Conceptually speaking, someone that is heavier (i.e. has a higher fat free mass) is more metabolically active and will consume more oxygen per time period. The authors do present peak oxygen consumption normalized to total body weight and fat free mass. When doing so, differences in the peak oxygen consumption disappear. In fact, when normalized to FFM, VO2 peak was 11% less in the TW group relative to the CW group although the differences were not statistically different. When corrected to body weight, no differences in oxygen consumption were observed between the CW and TW groups (Rest - 4.2 vs 4.0L/kg/min; AT - 21.6 vs. 21.5L/kg/min; RCP - 29.6 vs. 31.5 L/kg/min; Peak - 33.4 vs 35.7 L/kg/min). This is an important point because it suggests that there are no differences in cardiopulmonary capacity in TW compared to CW when normalized to body weight. Although these subjects reported high activity levels, the peak oxygen consumption (VO2 peak) for the CW, TW, and CM groups was roughly half the VO2 peak observed in most elite athletes (>60 L/kg/min). These results should not be extrapolated to elite athletes.
The authors also assessed grip strength to evaluate whether there were any strength differences between TW and CW and CM. There was a statistically significant increase in grip strength between TW and CW, however this finding was no longer significant after normalizing to body weight.

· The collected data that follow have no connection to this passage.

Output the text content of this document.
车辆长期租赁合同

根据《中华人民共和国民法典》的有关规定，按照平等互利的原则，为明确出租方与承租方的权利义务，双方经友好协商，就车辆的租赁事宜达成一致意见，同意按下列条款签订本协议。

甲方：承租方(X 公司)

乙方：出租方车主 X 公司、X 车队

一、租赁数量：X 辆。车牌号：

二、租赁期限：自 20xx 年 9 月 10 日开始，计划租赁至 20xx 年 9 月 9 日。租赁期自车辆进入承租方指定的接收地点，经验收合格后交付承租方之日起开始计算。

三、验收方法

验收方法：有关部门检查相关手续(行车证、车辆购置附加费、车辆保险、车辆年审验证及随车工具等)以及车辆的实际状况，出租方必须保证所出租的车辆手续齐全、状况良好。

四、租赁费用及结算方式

Nevertheless, it is unclear the relevance of grip strength to predicting any performance advantage to most elite or professional sports.
Owing to the scientific rigor and careful interpretation of results from previous case-control and prospective research studies, the results from these studies have advanced our understanding of the physiological changes associated with testosterone exposure during puberty and subsequent withdrawal on human exercise performance. The amalgamation of the available data has allowed sports’ governing bodies the ability to make highly informed policy decisions on managing a balance between inclusivity and fairness in female transgender athletes. It is incumbent that all new studies in this area of research are of high scientific rigor and the associated conclusions are appropriate for the data that are presented because the results and the language used have imminent ramifications for the inclusion of transgender athletes to compete in sport. The conclusions presented by Alvares et al are incomplete and not fully supported by the data. Further and perhaps more importantly, the conclusions by the authors suggesting that TW have higher cardiopulmonary function (unadjusted for body weight) is harmful to the sporting community at large because it submits false evidence of a competitive advantage. Although the study was conducted in non-athletes, the authors suggest the results from their study may inform inclusion policies for transgender athletes. In fact, the data from Alvares et al suggest that TW do not have improved cardiopulmonary function relative to CW or TW when normalized to body weight. Thus, the study does not provide evidence of a competitive advantage in sports in this small cohort of non-athletes. As such, it does not support further restrictions of transgender athletes from sport.